Pumpkin Moonshine was published by Oxford University Press in 1938 — Tasha Tudor’s first book, written and illustrated at twenty-three. The story is minimal: Sylvie Ann finds the largest pumpkin in her grandmother’s garden, attempts to roll it home, loses control on a hill, and the pumpkin careens through the village causing cheerful havoc before coming to rest at her door, ready for a jack-o’-lantern.
The text barely matters. What matters — what made Tudor famous and kept her books in print for decades — are the illustrations: delicate watercolors in an early American style (Tudor deliberately evoked eighteenth- and nineteenth-century New England), populated by rosy-cheeked children in old-fashioned dress, corgis, cats, gardens in full bloom, and landscapes of pastoral perfection. Tudor’s aesthetic was nostalgic from the start — she illustrated not the twentieth century she lived in but the idealized past she wished she inhabited.

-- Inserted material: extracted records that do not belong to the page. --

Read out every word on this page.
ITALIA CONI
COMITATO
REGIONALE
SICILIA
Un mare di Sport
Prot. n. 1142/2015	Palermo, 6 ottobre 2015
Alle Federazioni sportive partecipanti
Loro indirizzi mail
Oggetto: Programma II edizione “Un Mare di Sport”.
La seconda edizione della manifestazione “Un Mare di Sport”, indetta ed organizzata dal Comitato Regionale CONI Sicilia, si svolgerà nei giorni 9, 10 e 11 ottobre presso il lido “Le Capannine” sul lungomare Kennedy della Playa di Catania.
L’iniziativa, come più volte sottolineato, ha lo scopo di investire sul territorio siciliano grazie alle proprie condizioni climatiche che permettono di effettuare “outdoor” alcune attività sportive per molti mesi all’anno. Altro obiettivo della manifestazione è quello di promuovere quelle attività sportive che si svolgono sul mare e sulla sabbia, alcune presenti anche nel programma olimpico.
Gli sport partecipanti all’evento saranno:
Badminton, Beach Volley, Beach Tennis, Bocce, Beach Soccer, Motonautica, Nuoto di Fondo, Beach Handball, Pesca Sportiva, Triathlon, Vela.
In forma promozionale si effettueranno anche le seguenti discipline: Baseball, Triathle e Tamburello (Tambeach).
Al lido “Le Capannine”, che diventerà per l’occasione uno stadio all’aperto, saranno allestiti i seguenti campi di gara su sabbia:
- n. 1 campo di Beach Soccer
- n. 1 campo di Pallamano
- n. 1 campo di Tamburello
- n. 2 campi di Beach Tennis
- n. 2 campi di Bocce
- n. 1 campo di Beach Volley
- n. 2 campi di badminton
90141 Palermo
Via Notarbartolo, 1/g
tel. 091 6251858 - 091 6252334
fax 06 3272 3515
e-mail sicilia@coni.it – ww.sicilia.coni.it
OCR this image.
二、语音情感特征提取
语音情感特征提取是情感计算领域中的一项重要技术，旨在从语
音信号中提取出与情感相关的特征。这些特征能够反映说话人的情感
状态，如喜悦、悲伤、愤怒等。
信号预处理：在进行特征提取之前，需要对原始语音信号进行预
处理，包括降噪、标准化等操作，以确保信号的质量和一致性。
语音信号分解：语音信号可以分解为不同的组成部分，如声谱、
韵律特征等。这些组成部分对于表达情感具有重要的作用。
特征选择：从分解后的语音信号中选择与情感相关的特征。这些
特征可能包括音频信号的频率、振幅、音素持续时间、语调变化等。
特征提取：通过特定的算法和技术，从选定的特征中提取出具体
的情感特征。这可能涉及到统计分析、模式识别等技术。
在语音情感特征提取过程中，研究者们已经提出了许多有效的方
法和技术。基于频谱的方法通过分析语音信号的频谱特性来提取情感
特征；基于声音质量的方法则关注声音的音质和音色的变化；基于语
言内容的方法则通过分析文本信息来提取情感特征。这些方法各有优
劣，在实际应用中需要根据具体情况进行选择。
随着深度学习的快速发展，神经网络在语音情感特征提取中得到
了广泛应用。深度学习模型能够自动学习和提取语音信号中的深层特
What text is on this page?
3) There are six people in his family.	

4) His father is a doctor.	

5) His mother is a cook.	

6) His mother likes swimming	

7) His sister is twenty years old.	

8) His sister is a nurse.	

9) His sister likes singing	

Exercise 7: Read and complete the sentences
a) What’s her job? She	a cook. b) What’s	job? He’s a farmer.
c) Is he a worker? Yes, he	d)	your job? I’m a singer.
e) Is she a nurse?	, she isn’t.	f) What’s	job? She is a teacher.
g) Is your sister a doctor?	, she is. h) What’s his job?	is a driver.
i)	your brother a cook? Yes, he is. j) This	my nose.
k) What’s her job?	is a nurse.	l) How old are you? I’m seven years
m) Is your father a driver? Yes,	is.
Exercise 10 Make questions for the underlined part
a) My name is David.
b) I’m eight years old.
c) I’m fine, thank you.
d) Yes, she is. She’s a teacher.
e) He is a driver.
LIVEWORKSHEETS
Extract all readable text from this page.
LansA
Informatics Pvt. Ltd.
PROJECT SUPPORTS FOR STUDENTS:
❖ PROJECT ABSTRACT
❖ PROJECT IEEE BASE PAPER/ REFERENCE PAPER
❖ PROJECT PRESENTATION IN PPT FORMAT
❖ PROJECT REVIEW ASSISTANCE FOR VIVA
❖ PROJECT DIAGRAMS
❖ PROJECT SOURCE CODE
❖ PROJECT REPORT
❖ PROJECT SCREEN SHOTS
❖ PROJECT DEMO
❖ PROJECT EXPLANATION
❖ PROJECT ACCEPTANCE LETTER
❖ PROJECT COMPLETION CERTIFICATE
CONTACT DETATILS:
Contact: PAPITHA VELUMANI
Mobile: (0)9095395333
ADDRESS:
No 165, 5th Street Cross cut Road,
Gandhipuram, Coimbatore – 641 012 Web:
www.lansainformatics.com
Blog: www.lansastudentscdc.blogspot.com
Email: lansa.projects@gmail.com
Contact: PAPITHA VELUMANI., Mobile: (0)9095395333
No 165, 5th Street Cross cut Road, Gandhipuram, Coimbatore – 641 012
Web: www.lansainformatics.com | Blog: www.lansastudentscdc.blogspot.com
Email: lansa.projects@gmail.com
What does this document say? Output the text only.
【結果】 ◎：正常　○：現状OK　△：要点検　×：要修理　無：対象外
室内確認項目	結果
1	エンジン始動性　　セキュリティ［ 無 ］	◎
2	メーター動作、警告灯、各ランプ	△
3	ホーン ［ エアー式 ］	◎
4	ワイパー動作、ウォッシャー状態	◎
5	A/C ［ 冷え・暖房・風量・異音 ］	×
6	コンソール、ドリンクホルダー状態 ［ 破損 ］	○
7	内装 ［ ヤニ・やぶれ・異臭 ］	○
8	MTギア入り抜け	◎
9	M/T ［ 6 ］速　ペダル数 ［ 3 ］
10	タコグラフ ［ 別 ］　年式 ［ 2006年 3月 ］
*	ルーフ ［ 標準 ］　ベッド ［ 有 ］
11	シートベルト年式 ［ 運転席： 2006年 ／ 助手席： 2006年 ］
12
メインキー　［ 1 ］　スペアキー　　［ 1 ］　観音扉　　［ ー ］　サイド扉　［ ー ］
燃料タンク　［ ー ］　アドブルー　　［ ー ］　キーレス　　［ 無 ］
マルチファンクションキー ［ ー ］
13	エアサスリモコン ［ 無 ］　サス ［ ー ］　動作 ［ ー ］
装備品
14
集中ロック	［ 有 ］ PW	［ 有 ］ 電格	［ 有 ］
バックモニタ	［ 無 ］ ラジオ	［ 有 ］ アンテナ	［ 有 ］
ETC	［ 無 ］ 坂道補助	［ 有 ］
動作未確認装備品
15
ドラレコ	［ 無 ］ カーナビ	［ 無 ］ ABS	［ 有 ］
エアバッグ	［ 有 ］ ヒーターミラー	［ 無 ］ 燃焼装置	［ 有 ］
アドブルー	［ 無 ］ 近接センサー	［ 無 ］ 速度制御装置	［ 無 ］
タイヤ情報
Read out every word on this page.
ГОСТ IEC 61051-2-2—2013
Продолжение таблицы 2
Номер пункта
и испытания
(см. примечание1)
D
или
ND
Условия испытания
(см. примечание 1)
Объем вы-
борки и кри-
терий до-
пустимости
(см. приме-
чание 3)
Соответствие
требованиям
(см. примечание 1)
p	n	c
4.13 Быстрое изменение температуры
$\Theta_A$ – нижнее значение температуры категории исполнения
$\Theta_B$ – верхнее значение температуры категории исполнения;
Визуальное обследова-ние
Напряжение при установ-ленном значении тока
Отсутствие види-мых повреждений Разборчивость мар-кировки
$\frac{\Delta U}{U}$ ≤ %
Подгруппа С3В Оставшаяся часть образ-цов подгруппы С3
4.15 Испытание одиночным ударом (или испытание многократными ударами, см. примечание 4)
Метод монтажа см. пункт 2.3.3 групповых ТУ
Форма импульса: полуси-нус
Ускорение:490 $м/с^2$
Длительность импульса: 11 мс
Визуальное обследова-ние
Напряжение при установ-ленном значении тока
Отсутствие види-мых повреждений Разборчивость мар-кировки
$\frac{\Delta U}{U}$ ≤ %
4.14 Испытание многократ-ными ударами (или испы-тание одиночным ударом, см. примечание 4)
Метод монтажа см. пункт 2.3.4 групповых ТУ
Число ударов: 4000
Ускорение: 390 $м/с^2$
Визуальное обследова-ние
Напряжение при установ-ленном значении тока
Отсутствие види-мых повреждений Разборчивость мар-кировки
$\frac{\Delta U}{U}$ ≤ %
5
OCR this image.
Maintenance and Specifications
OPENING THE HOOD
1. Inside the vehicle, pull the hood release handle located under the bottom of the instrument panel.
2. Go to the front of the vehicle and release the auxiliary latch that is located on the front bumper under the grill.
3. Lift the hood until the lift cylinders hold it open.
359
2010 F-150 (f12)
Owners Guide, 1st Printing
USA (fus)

And then she made that past real: Tudor spent her adult life on a remote Vermont farm, raising children and corgis, keeping goats, weaving cloth, making candles, celebrating holidays with elaborate handmade rituals — living, as closely as anyone in the twentieth century managed, the pre-industrial domestic life her illustrations depicted. Her fans (numbering in the millions) purchased not merely her books but her vision: the possibility of a slower, simpler, more beautiful life.
Collecting Pumpkin Moonshine
First edition (Oxford University Press, New York, 1938): Cloth binding with pictorial boards. Illustrated by the author.
Market values:
- First edition (fine condition): $200–$500
- Good condition with some wear: $75–$150
- Signed first edition: $400–$1,000
- Later printings: $15–$40
Tudor’s first book and the most valuable single title in her bibliography. The small first printing, combined with the book’s status as a children’s title (subject to heavy use), makes fine copies genuinely scarce. Tudor collectors — a dedicated community — compete fiercely for early editions.